I again ran into Paul, the ex-colleague who tried to recruit me to work in the Boiler Room. He worked there himself for about 3 months but got out just before they were raided by a certain national law enforcement agency. After exchanging pleasantries I asked if he would do it again. He confirmed he would, but not with those half-wits. When he told me about the police raid I assumed it was the blasé attitude of the team that had been their downfall - however, I was wrong.
Chris, the guy running this Boiler Room was becoming increasingly frustrated by a lack of results. He had done everything other than physically torture the guys on the phones to 'motivate' them - all to no avail. He decided he needed a few big scores then he would close it all down and find a more profitable scam. He needed to focus on people that he knew for certain had lots of investable savings and who were especially vulnerable due to their age/circumstances/mental health.
Keen to try something different, Chris went to an affluent area on the borders of Essex and London and found the closest pub to the banks on the High Road. When the banks had closed, he saw that staff from a certain bank piled in, still in their smart uniforms. He stayed as long as they did, eventually leaving at just after 8pm and having made a pint of shandy last forever. He made a mental note of who appeared to be leading the conversation and even managed to take a sly photograph on his phone.
He returned on Friday night to find a slightly larger selection of staff with the same guy attempting to hog the limelight. This time Chris approached the table and asked if they were on a works party or a birthday celebration. The loud guy immediately told him that work as a cashier was so incredibly boring they had to do this at least a few nights a week to stay sane. Chris pulled out a £50 note and said that he was coming to the end of a modest lottery win and might as well finish it off in company. He ordered drinks all round, sank his shandy and was invited to join the group. He bought another two rounds and then bid them farewell until the following week.
He met them in the same pub at the same time over the next three weeks, slowly building up a rapport and a better picture of the personalities involved. The loud cashier warmed to him, helped in no small part by his willingness to buy the drinks for the group, and before long they were on first name terms and messaging each other. The Cashier casually mentioned that his wife had the hump with him as he spent too much money on beer and wasn't contributing to their savings pot to put down a deposit on a flat. Chris sympathised with him and told him 'in confidence' that he knows two employees of different banks who regularly double their monthly salary (in cash) without hardly lifting a finger. He said no more but knowing about his financial situation, waited for the cashier to ask a few questions.

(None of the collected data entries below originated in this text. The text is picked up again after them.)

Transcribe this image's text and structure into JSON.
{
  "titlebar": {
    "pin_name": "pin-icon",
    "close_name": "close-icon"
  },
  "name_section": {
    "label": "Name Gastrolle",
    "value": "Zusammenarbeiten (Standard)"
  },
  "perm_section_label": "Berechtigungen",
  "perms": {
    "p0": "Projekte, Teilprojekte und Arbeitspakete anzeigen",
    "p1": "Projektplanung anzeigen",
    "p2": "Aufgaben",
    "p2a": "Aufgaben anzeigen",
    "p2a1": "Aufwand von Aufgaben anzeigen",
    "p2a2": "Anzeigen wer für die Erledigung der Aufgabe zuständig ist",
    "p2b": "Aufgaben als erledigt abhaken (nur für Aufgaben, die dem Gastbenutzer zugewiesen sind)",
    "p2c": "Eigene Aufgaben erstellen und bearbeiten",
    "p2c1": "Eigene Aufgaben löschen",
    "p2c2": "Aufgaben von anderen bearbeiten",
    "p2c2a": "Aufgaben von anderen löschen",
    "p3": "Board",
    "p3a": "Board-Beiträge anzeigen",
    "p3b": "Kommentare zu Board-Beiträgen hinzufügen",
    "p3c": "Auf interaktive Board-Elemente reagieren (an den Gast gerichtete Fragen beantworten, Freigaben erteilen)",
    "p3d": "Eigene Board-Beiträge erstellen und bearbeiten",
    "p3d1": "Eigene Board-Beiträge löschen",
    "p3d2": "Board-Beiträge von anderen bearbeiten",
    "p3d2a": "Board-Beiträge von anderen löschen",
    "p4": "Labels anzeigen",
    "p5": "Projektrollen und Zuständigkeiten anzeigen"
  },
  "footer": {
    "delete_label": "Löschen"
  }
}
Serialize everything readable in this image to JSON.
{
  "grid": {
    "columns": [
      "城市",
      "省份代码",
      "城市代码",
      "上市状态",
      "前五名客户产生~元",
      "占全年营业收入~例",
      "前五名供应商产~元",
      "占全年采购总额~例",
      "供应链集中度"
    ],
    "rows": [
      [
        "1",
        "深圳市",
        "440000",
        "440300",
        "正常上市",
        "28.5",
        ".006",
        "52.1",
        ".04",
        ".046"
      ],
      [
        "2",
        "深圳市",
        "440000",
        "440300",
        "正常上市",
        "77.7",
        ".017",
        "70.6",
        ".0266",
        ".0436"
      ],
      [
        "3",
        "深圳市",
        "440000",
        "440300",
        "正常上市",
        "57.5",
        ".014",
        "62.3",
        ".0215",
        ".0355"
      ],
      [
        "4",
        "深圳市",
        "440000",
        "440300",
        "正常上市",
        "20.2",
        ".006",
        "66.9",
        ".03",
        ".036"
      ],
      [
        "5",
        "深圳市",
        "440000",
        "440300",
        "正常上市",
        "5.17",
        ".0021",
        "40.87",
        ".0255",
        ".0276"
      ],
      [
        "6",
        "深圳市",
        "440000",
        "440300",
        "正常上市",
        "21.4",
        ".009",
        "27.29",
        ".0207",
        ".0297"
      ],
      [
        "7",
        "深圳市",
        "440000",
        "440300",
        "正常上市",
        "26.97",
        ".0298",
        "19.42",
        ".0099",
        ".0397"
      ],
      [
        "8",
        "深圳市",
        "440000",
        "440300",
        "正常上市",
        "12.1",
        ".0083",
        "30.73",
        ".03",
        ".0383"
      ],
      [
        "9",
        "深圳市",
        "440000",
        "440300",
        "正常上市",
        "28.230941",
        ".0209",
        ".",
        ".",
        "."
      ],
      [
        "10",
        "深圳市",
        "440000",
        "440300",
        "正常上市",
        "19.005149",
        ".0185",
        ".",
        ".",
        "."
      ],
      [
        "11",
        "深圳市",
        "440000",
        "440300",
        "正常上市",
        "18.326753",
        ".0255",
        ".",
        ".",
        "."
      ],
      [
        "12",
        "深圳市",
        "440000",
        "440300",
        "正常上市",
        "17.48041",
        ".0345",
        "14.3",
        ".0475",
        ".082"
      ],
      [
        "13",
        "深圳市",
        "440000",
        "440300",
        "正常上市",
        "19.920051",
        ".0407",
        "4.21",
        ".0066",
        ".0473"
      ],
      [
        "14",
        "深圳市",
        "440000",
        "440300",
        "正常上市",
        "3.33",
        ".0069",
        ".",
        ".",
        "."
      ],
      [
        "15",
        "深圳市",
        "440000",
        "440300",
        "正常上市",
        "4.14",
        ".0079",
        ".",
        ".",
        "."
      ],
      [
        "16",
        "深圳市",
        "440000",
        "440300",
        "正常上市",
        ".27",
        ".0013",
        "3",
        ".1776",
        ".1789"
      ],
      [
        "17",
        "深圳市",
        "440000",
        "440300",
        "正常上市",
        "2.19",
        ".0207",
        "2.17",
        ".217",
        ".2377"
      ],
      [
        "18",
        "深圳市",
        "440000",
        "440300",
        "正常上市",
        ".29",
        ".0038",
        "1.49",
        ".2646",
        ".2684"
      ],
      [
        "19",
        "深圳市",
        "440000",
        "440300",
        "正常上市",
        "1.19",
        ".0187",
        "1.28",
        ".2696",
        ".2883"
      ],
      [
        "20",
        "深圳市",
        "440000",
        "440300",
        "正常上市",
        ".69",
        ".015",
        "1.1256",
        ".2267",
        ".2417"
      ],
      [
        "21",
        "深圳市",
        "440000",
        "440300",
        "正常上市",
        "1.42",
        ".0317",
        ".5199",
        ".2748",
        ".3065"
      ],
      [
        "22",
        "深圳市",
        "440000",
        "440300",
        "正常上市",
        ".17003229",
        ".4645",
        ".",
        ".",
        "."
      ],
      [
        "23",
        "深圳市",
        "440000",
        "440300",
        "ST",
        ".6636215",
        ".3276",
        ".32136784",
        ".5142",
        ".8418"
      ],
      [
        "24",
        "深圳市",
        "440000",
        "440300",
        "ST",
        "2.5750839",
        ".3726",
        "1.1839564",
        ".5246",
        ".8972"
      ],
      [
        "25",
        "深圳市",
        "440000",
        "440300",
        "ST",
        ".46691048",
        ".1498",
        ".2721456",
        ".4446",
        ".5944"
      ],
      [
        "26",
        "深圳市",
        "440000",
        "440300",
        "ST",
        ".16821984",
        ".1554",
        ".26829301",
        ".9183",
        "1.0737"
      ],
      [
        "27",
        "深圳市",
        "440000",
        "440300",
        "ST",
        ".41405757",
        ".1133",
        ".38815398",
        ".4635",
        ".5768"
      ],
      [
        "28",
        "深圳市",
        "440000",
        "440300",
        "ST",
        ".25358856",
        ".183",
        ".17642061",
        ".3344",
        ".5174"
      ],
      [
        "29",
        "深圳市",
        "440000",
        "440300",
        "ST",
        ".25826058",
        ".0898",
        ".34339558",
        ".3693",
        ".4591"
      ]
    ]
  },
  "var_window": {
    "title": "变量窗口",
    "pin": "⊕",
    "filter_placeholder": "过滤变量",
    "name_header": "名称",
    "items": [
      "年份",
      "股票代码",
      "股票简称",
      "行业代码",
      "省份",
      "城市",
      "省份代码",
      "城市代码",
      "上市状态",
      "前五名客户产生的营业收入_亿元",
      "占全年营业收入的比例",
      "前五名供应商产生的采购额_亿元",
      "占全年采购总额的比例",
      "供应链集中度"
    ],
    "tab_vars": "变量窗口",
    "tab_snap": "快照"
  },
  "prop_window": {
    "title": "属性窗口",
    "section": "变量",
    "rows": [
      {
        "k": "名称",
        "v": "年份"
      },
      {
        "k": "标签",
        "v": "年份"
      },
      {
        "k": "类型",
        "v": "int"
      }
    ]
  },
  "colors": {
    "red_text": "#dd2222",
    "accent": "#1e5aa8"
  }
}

Sure enough Chris received a text message the next day asking if he was around for a coffee. They arranged to meet at a local coffee shop and Chris made a point of paying for the coffees and over-priced pastries by peeling off a £50 note from a wad in a bulging wallet. The cashier eagerly asked what these other guys did to double their bank salary; in hushed tones Chris explained that he was not required to steal money or do anything illegal, he just wanted some information that would never be traced back to him. The information Chris required was the name, age, address, email address, telephone number and the total amount of money they had in savings, of four high net-worth individuals who banked at his branch.
They met on their usual drinking spree later that week. The cashier handed over a sheet of paper with the information Chris had asked for, and in return was given £1000 in £20 notes in a white envelope.The next day Chris used this information as the basis for cold calling these wealthy individuals and convincing one of them (who was clearly very confused) to invest £50,000 in collectable watches.
Having now had ‘proof of concept,’ Chris messaged the cashier and asked him if he wanted to make some more cash. The cashier cautiously asked, ‘How much?’ At this point it was clear that it was no longer ‘if’ but ‘when’ more customer details would be divulged. Chris offered him £200 for the details of each high net-worth customer but warned him against forwarding the details of anyone who didn’t have the necessary liquid assets i.e. not tied up in existing bank products. He offered an extra £100, if the customer was elderly, confused, or suffering from the early stages of dementia.
The cashier messaged Chris the following day and asked for £1,800 having spent his lunch break trawling their system for suitable targets. Money and customer details were exchanged and Chris boasted that he already had his eyes on a Porsche at a local dealership. Within a few weeks the cashier had gone on to ‘sub-contact’ to two colleagues in other branches and one in a completely different bank - paying them £50 a time and pocketing the rest himself.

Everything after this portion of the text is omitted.